Épisode 37 – Après les critiques favorables concernant la première partie de la cour pavée, je me décide donc à réaliser la seconde tranche de cette cour selon la même méthode.
Article publié le 8 juillet 2017 – Actualisé le 14 novembre 2025
Dans l’épisode 35, je vous partageais ma première expérience de gravure du Carton-plume©. J’avais initialement envisagé la construction d’une clôture pour séparer cette première cour, destinée au clients, de la suivante, strictement réservée aux personnels de l’entreprise. Par ailleurs, je prévoyais une dalle béton pour cette seconde partie, la gravure des pavés étant assez fastidieuse. Mais les critiques favorables émises sur les réseaux sociaux m’ont encouragé à terminer cette cour selon la même méthode pour une meilleure cohérence visuelle de cette entreprise sensée se situer dans les années 50/60.
Encore le Carton-Plume
Comme pour la première tranche, je débute la séance par la découpe d’un gabarit avec une feuille de papier. Il me faut en effet suivre la limite des traverses sur cette portion de voie comportant une contre-courbe pour que ma cour pavée épouse la voie. Une fois le gabarit découpé aux bonnes cotes, je procède à la découpe du Carton-plume© de 1 cm d’épaisseur. La découpe est réalisée avec une lame neuve de cutter. Si besoin, un petit passage au papier de verre fin permet d’ajuster la plaque aux contours exacts de la voie.

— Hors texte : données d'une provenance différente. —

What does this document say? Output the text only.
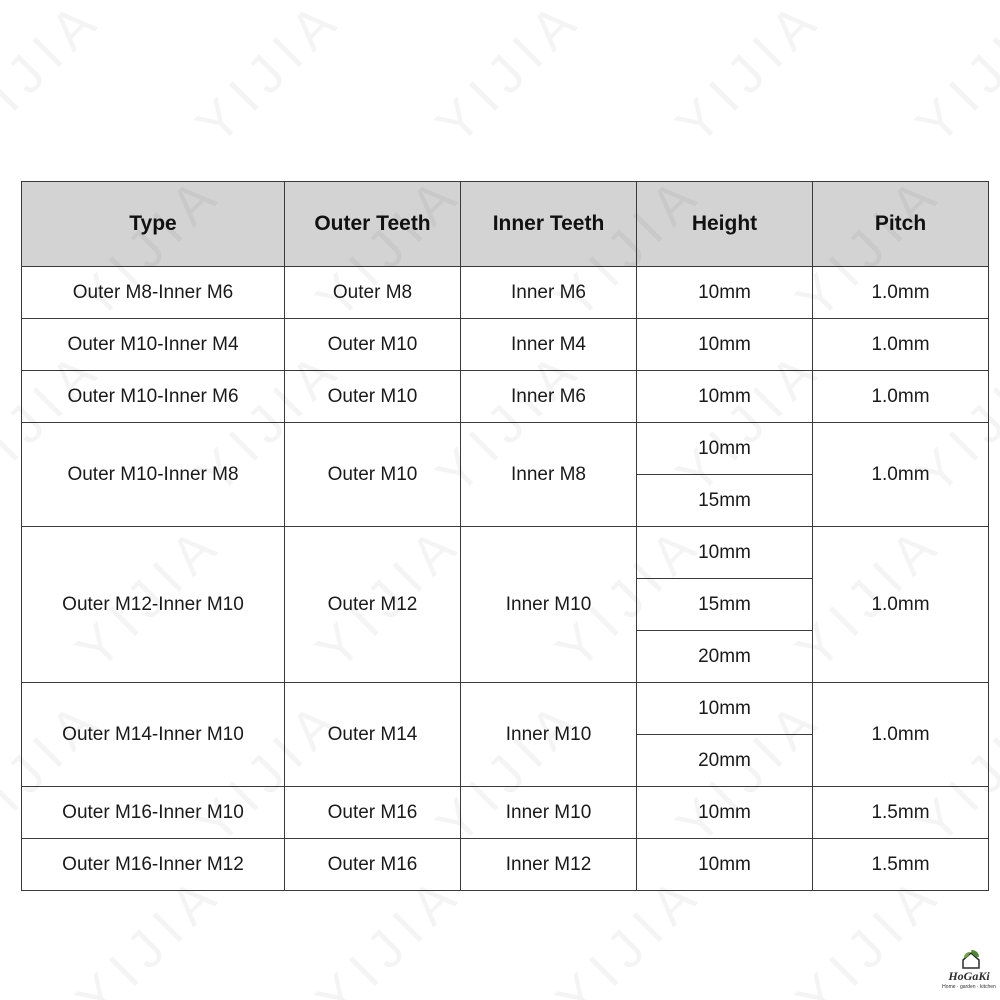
Type	Outer Teeth	Inner Teeth	Height	Pitch
Outer M8-Inner M6	Outer M8	Inner M6	10mm	1.0mm
Outer M10-Inner M4	Outer M10	Inner M4	10mm	1.0mm
Outer M10-Inner M6	Outer M10	Inner M6	10mm	1.0mm
Outer M10-Inner M8	Outer M10	Inner M8	10mm	1.0mm
			15mm	
Outer M12-Inner M10	Outer M12	Inner M10	10mm	1.0mm
			15mm	
			20mm	
Outer M14-Inner M10	Outer M14	Inner M10	10mm	1.0mm
			20mm	
Outer M16-Inner M10	Outer M16	Inner M10	10mm	1.5mm
Outer M16-Inner M12	Outer M16	Inner M12	10mm	1.5mm
HoGaKi
Home · garden · kitchen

Le Carton-plume est ensuite pelé sur une seule face. Il faut être délicat afin de ne pas abimer cette matière fragile. Pour ce faire, j’utilise une chute de Carton-plume© pour maintenir par pression de la main la partie déjà pelée sans y laisser de traces de doigts.
La gravure
En soit, la phase de gravure ne présente pas de difficulté majeure. C’est fastidieux, c’est long et il faut être méticuleux. Les pavés ont pour dimensions 2×4 mm ce qui représente pas moins de 6 000 pavés à graver. Rien que çà. Pour éviter les rangées parfois pas très alignées de la première tranche, j’utilise la chute de Carton-plume comme guide ligne. Mes rangées de pavés sont bien mieux alignées sur cette seconde tranche.
La patine
La cendre de cigarette (*) va une fois de plus me permettre de mettre en couleur ma cour pavée. J’applique donc la cendre avec un petit pinceau brosse. Je l’étale dans le sens des rangées. Lorsque toute la cour est traitée, j’applique un voile de vernis en bombe. Après séchage, je répète l’opération jusqu’à l’obtention d’une teinte homogène. Il est à noter que contrairement aux idées reçues, les cours des marchands de charbon étaient en réalité assez propres. La patine doit donc être assez légère.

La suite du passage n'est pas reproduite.